Este fato histórico ilustra para nós, minimamente, quanto é verdadeira a afirmação de Paulo de que o Senhor está perto dos que O buscam, mas os quer procurando-O abertamente, sem subterfúgios, sem terceirizar a busca, fora de seus termos racionais, mas segundo Seus meios revelacionais. Daí Ele não ter
deixado aquela mulher sair, levando sua cura, sob o risco de fundar uma nova seita que apregoasse a possibilidade de achá-Lo e segui-Lo pelo tato, às apalpadelas, segundo seu imaginário ditando meios à força das necessidades, de forma a pretender que bastaria chegar escondida, tocar em uma relíquia que O represente, e sair incógnito, sem nenhum envolvimento pessoal e direto. Não. O Filho de Deus queria revelar àquela mulher que não basta chegar perto e se servir, e sair satisfeita com o resultado de suas tentativas de aproximação. Ele revelou por fim, que Quem quer tocá-Lo deve vê-Lo de frente, expor-se, porque Seu propósito é fazer dos buscadores filhos diletos, numa relação pessoal e aberta com Ele, onde se possa dizer, muito mais que “se tão somente eu tocar em Sua veste”, um “Aqui estou.
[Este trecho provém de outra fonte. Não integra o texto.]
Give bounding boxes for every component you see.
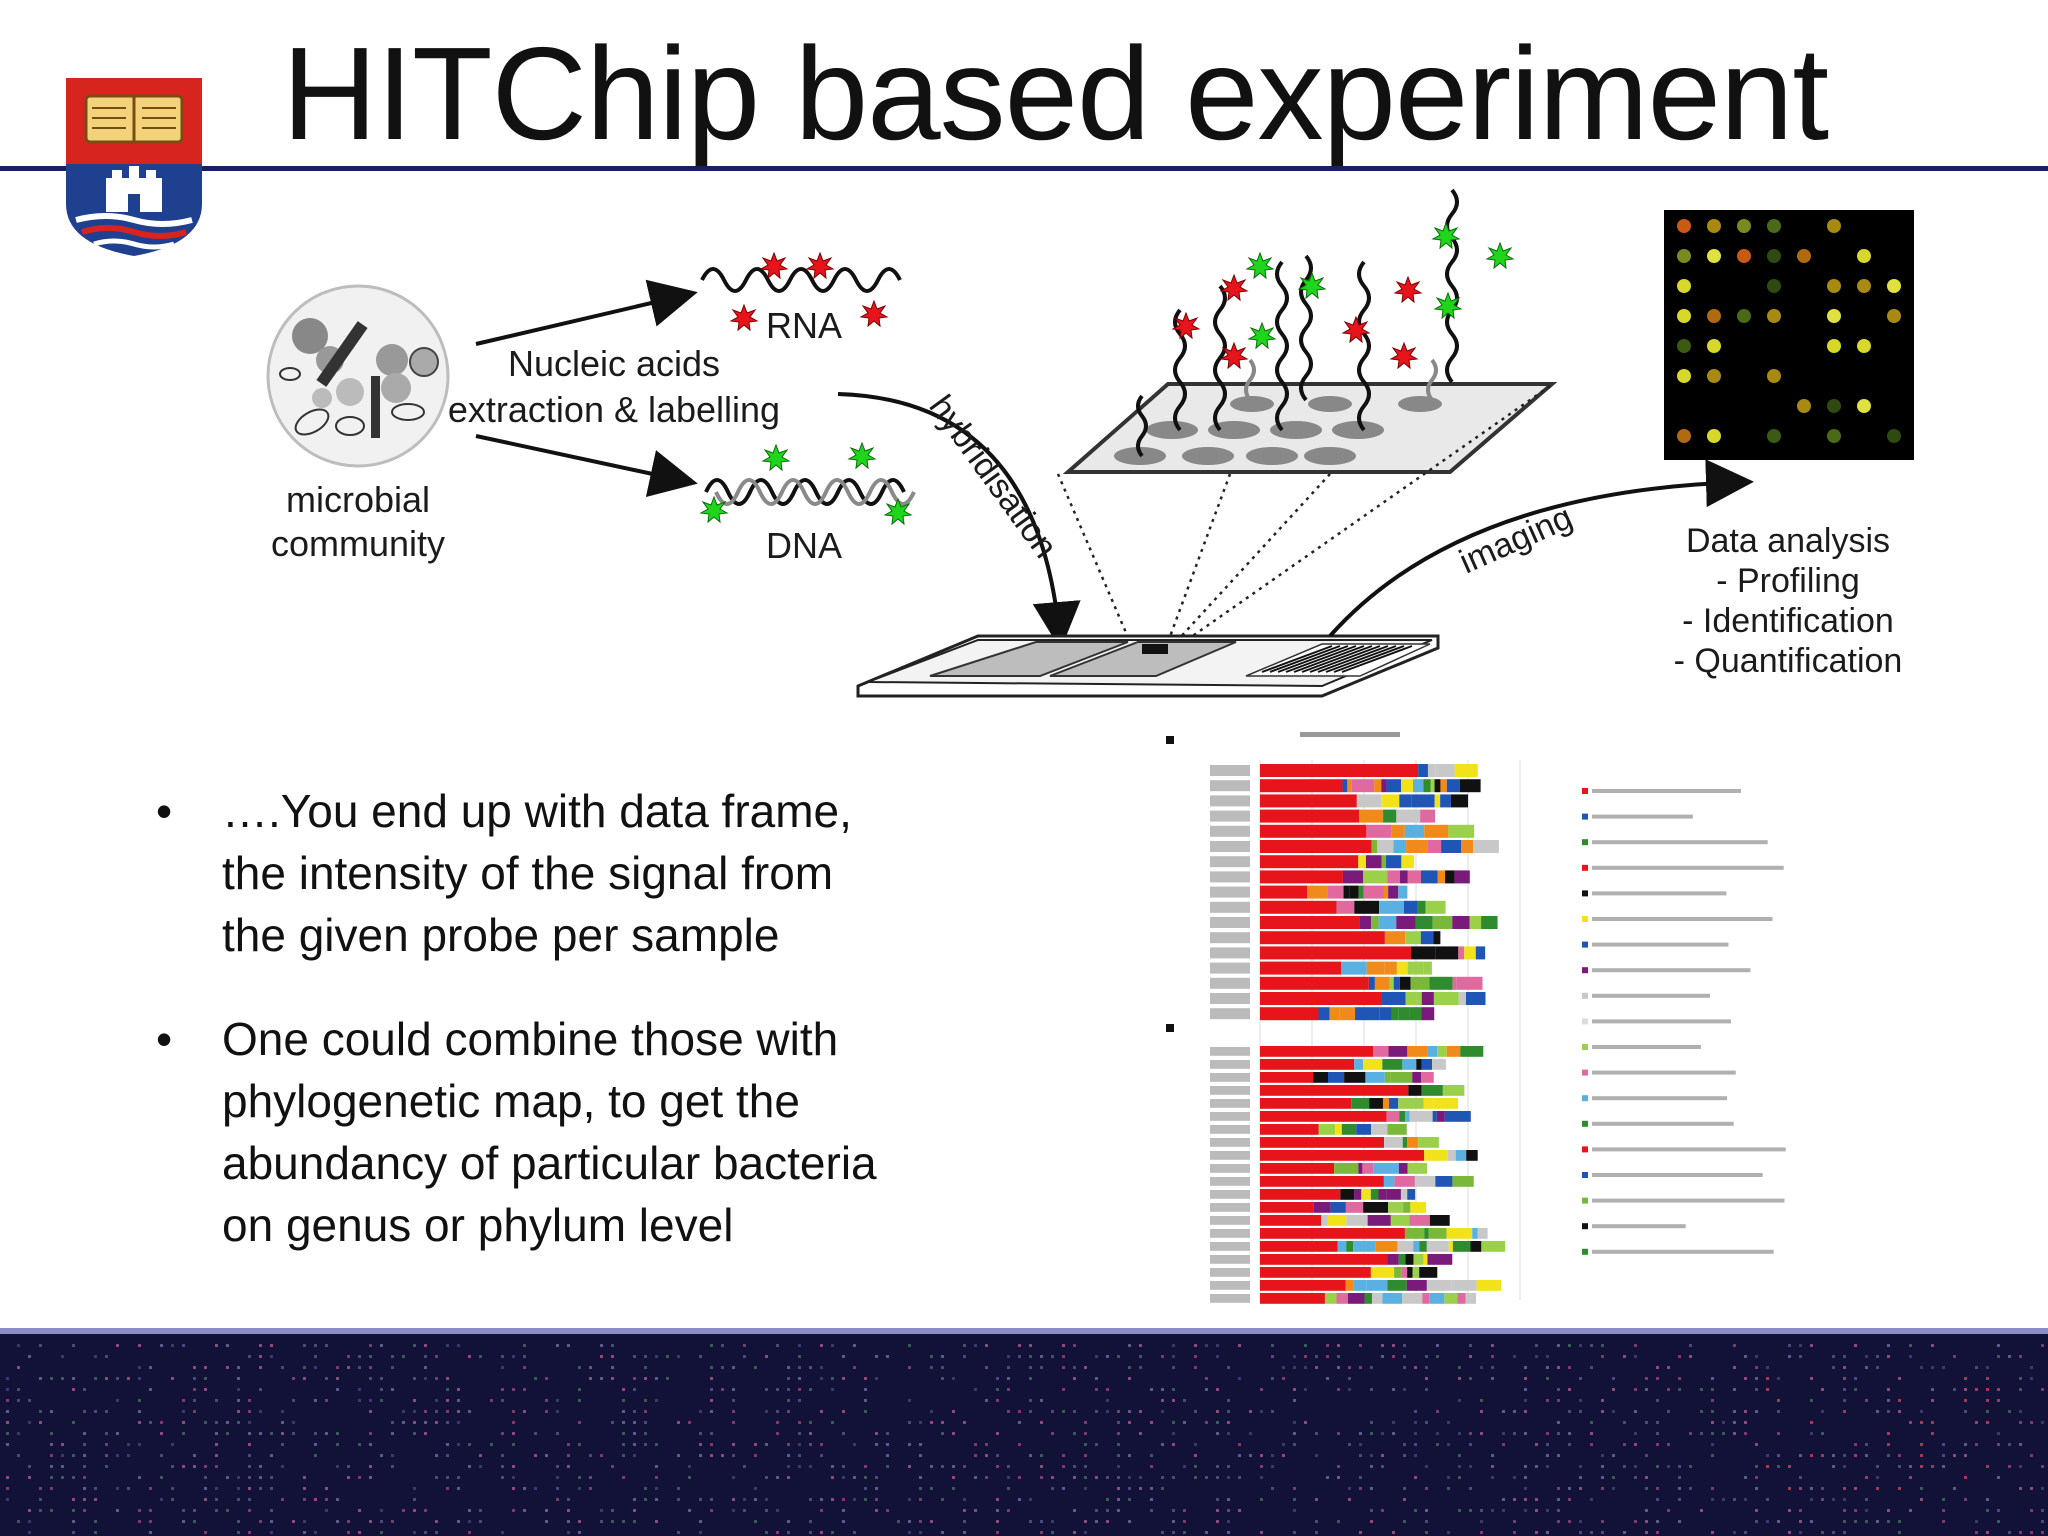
array-spot [1827,429,1841,443]
array-spot [1827,309,1841,323]
array-spot [1797,399,1811,413]
rna-strand [700,252,902,331]
footer-microarray-band [0,1328,2048,1536]
bullet-text-line: One could combine those with [222,1013,839,1065]
array-spot [1707,339,1721,353]
array-spot [1767,309,1781,323]
array-spot [1857,249,1871,263]
bullet-item: • ….You end up with data frame, the inte… [150,780,1050,966]
arrow-to-rna [475,279,698,346]
array-spot [1737,219,1751,233]
dna-strand [700,442,916,525]
university-crest-logo [66,78,202,256]
bullet-text-line: phylogenetic map, to get the [222,1075,800,1127]
title-divider [0,166,2048,171]
bullet-item: • One could combine those with phylogene… [150,1008,1050,1256]
rna-label: RNA [766,305,842,346]
imaging-label: imaging [1454,498,1578,581]
array-spot [1827,399,1841,413]
hybridisation-label: hybridisation [922,388,1065,565]
hitchip-workflow-diagram: microbial community Nucleic acids extrac… [266,188,1914,698]
array-spot [1767,369,1781,383]
array-spot [1707,369,1721,383]
microbial-community-illustration [266,284,450,468]
array-spot [1797,249,1811,263]
array-spot [1827,219,1841,233]
array-spot [1707,429,1721,443]
array-spot [1827,339,1841,353]
imaging-arrow [1328,459,1754,638]
bullet-marker: • [156,785,173,837]
array-closeup-panel [1062,188,1558,474]
bullet-text-line: abundancy of particular bacteria [222,1137,877,1189]
array-spot [1767,249,1781,263]
array-spot [1857,339,1871,353]
array-spot [1767,279,1781,293]
array-spot [1887,309,1901,323]
array-spot [1677,219,1691,233]
slide-title: HITChip based experiment [282,20,1829,167]
data-analysis-item-profiling: - Profiling [1716,562,1860,600]
microbial-label-line2: community [271,523,445,564]
bullet-marker: • [156,1013,173,1065]
bullet-text-line: on genus or phylum level [222,1199,734,1251]
array-spot [1737,249,1751,263]
array-spot [1677,339,1691,353]
array-spot [1737,309,1751,323]
array-spot [1767,219,1781,233]
data-analysis-item-quantification: - Quantification [1674,642,1903,680]
array-spot [1707,219,1721,233]
microbial-label-line1: microbial [286,479,430,520]
bullet-list: • ….You end up with data frame, the inte… [150,780,1050,1298]
extraction-label-line2: extraction & labelling [448,389,780,430]
data-analysis-title: Data analysis [1686,522,1890,560]
array-spot [1767,429,1781,443]
array-spot [1677,429,1691,443]
array-spot [1887,279,1901,293]
array-spot [1827,279,1841,293]
scanned-array-image [1664,210,1914,460]
zoom-guide-lines [1056,384,1551,644]
bullet-text-line: ….You end up with data frame, [222,785,852,837]
array-spot [1857,399,1871,413]
microarray-slide [856,634,1440,698]
bullet-text-line: the given probe per sample [222,909,780,961]
dna-label: DNA [766,525,842,566]
array-spot [1887,429,1901,443]
arrow-to-dna [475,434,698,498]
array-spot [1677,369,1691,383]
hybridisation-arrow [837,392,1081,650]
array-spot [1677,249,1691,263]
array-spot [1857,279,1871,293]
array-spot [1707,309,1721,323]
array-spot [1677,279,1691,293]
array-spot [1707,249,1721,263]
bullet-text-line: the intensity of the signal from [222,847,834,899]
stacked-bar-figure-image [1160,720,1800,1310]
data-analysis-item-identification: - Identification [1682,602,1894,640]
extraction-label-line1: Nucleic acids [508,343,720,384]
array-spot [1677,309,1691,323]
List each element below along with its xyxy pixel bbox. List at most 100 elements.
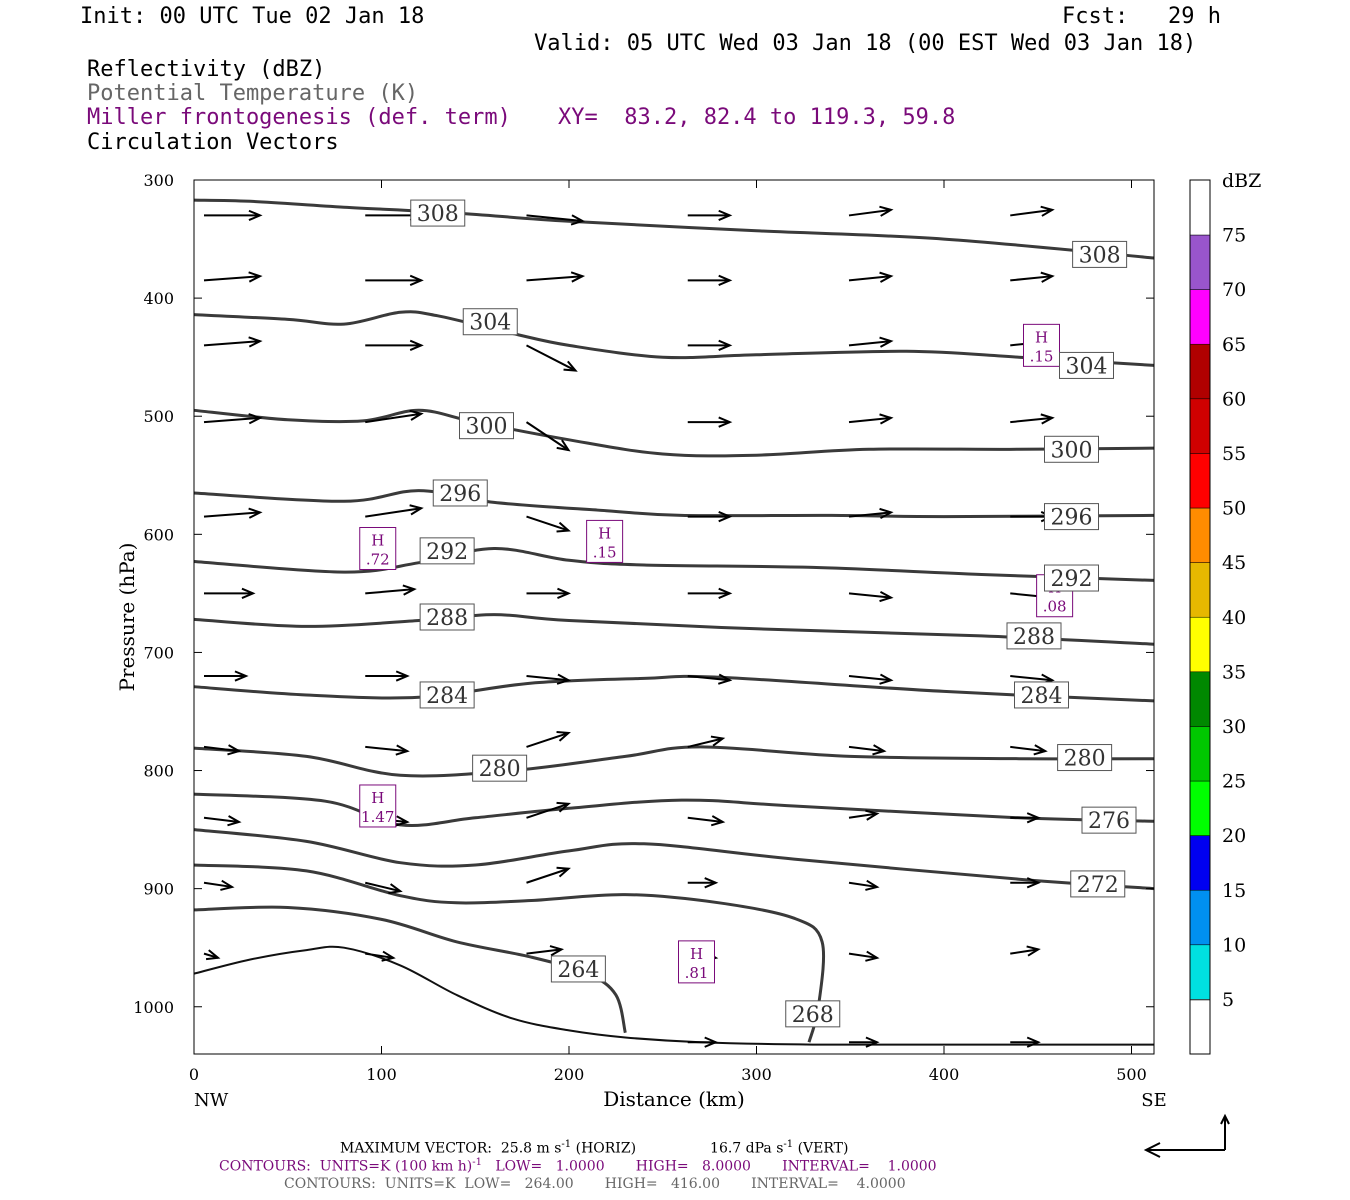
frontogenesis-contour-range: LOW= 1.0000 HIGH= 8.0000 INTERVAL= 1.000… [482, 1158, 937, 1175]
axes: 300 400 500 600 700 800 900 1000 0 100 200 300 400 50… [115, 171, 1167, 1111]
frontogenesis-contour-unit-exponent: -1 [472, 1157, 483, 1168]
legend-level-label: 20 [1222, 825, 1246, 847]
x-axis-left-end-label: NW [194, 1090, 229, 1111]
circulation-vector [848, 879, 880, 891]
theta-label-text: 284 [1021, 684, 1063, 709]
vector-shaft [526, 675, 569, 682]
contour-labels: 308 308 304 304 300 300 296 296 292 292 288 288 284 2… [410, 199, 1137, 1028]
theta-label-box [1044, 503, 1099, 531]
vector-shaft [1010, 208, 1053, 217]
circulation-vector [526, 945, 565, 957]
vector-shaft [526, 802, 569, 819]
legend-swatch [1189, 343, 1211, 400]
vector-shaft [365, 745, 408, 753]
theta-label-304: 304 [1059, 351, 1114, 379]
vector-shaft [203, 881, 233, 888]
frontogenesis-max-label: H [371, 531, 384, 549]
legend-swatch [1189, 289, 1211, 345]
frontogenesis-max-box [586, 519, 624, 563]
vector-head [395, 815, 410, 827]
theta-label-text: 288 [1013, 625, 1055, 650]
circulation-vector [1010, 877, 1041, 889]
theta-contour-288 [193, 613, 1155, 646]
theta-label-box [462, 308, 518, 336]
legend-level-label: 75 [1222, 225, 1246, 247]
circulation-vector [526, 730, 571, 748]
legend-level-label: 15 [1222, 880, 1246, 902]
vector-head [409, 504, 424, 516]
circulation-vector [204, 587, 256, 599]
y-tick-label: 600 [143, 525, 174, 544]
vector-head [395, 744, 410, 756]
vector-head [381, 950, 396, 962]
max-vector-horiz-tail: (HORIZ) [571, 1140, 637, 1157]
theta-label-box [419, 603, 475, 631]
circulation-vector [526, 673, 572, 685]
vector-shaft [365, 412, 422, 424]
circulation-vector [848, 673, 894, 685]
circulation-vector [687, 877, 719, 889]
circulation-vector [365, 409, 424, 424]
legend-level-label: 60 [1222, 388, 1246, 410]
legend-level-label: 10 [1222, 934, 1246, 956]
legend-level-label: 65 [1222, 334, 1246, 356]
vector-head [879, 413, 894, 425]
vector-head [556, 730, 571, 742]
circulation-vector [848, 336, 894, 348]
theta-label-text: 268 [792, 1003, 834, 1028]
theta-label-284: 284 [1014, 681, 1069, 709]
vector-head [1026, 877, 1041, 889]
theta-contour-264 [193, 905, 627, 1034]
vector-shaft [365, 588, 415, 595]
theta-label-box [1044, 435, 1099, 463]
theta-label-box [1072, 240, 1128, 268]
vector-head [718, 511, 733, 523]
circulation-vector [526, 515, 571, 533]
vector-head [1026, 945, 1041, 957]
circulation-vector [687, 274, 733, 286]
vector-shaft [848, 416, 892, 424]
legend-level-label: 50 [1222, 498, 1246, 520]
legend-level-label: 30 [1222, 716, 1246, 738]
circulation-vector [365, 950, 396, 962]
vector-head [718, 209, 733, 222]
circulation-vector [203, 413, 263, 425]
circulation-vector [848, 590, 894, 603]
circulation-vector [203, 879, 235, 891]
vector-shaft [848, 675, 892, 682]
legend-swatch [1189, 944, 1211, 1000]
theta-contour-296 [193, 489, 1155, 519]
frontogenesis-max-value: .15 [1030, 347, 1054, 365]
legend-swatch [1189, 889, 1211, 946]
legend-unit: dBZ [1222, 170, 1261, 192]
theta-label-296: 296 [432, 479, 488, 507]
theta-label-288: 288 [1006, 622, 1062, 650]
vector-head [556, 673, 572, 685]
vector-head [220, 879, 235, 891]
vector-head [570, 214, 586, 226]
legend-level-label: 70 [1222, 279, 1246, 301]
theta-contour-276 [193, 792, 1155, 827]
x-tick-label: 200 [554, 1065, 585, 1084]
circulation-vector [687, 1036, 719, 1048]
theta-label-284: 284 [419, 681, 475, 709]
plot-frame [193, 179, 1155, 1055]
x-axis-right-end-label: SE [1141, 1090, 1166, 1111]
theta-contour-300 [193, 408, 1155, 458]
circulation-vector [365, 504, 424, 518]
theta-label-268: 268 [785, 1000, 841, 1028]
theta-label-300: 300 [459, 412, 514, 440]
vector-shaft [203, 511, 261, 518]
theta-label-box [1006, 622, 1062, 650]
vector-head [234, 670, 249, 682]
vector-head [879, 271, 894, 283]
theta-label-text: 308 [1079, 243, 1121, 268]
vector-head [409, 409, 424, 421]
circulation-vector [203, 271, 263, 283]
x-tick-label: 500 [1116, 1065, 1147, 1084]
vector-shaft [848, 340, 892, 347]
theta-label-264: 264 [550, 955, 606, 983]
frontogenesis-max-value: .15 [593, 543, 617, 561]
vector-head [1040, 271, 1055, 283]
Sou eu. Eu mesmo, que te busco e quero ser visto por Ti”. Sem tatear, mas diretamente, diálogo aberto e franco. Face a face, usando a mesma fé para dizer sem medo: Preciso de Ti.
Por fim, aprendemos que quem pretenda se achegar tocando naquilo que O representa, apenas tateia. Limita-se a ser visto por Ele como um pronome: “quem”; “alguém”. Mas os que O buscam abertamente e a Ele se expõem, são surpreendidos por uma solene declaração: “Filho!”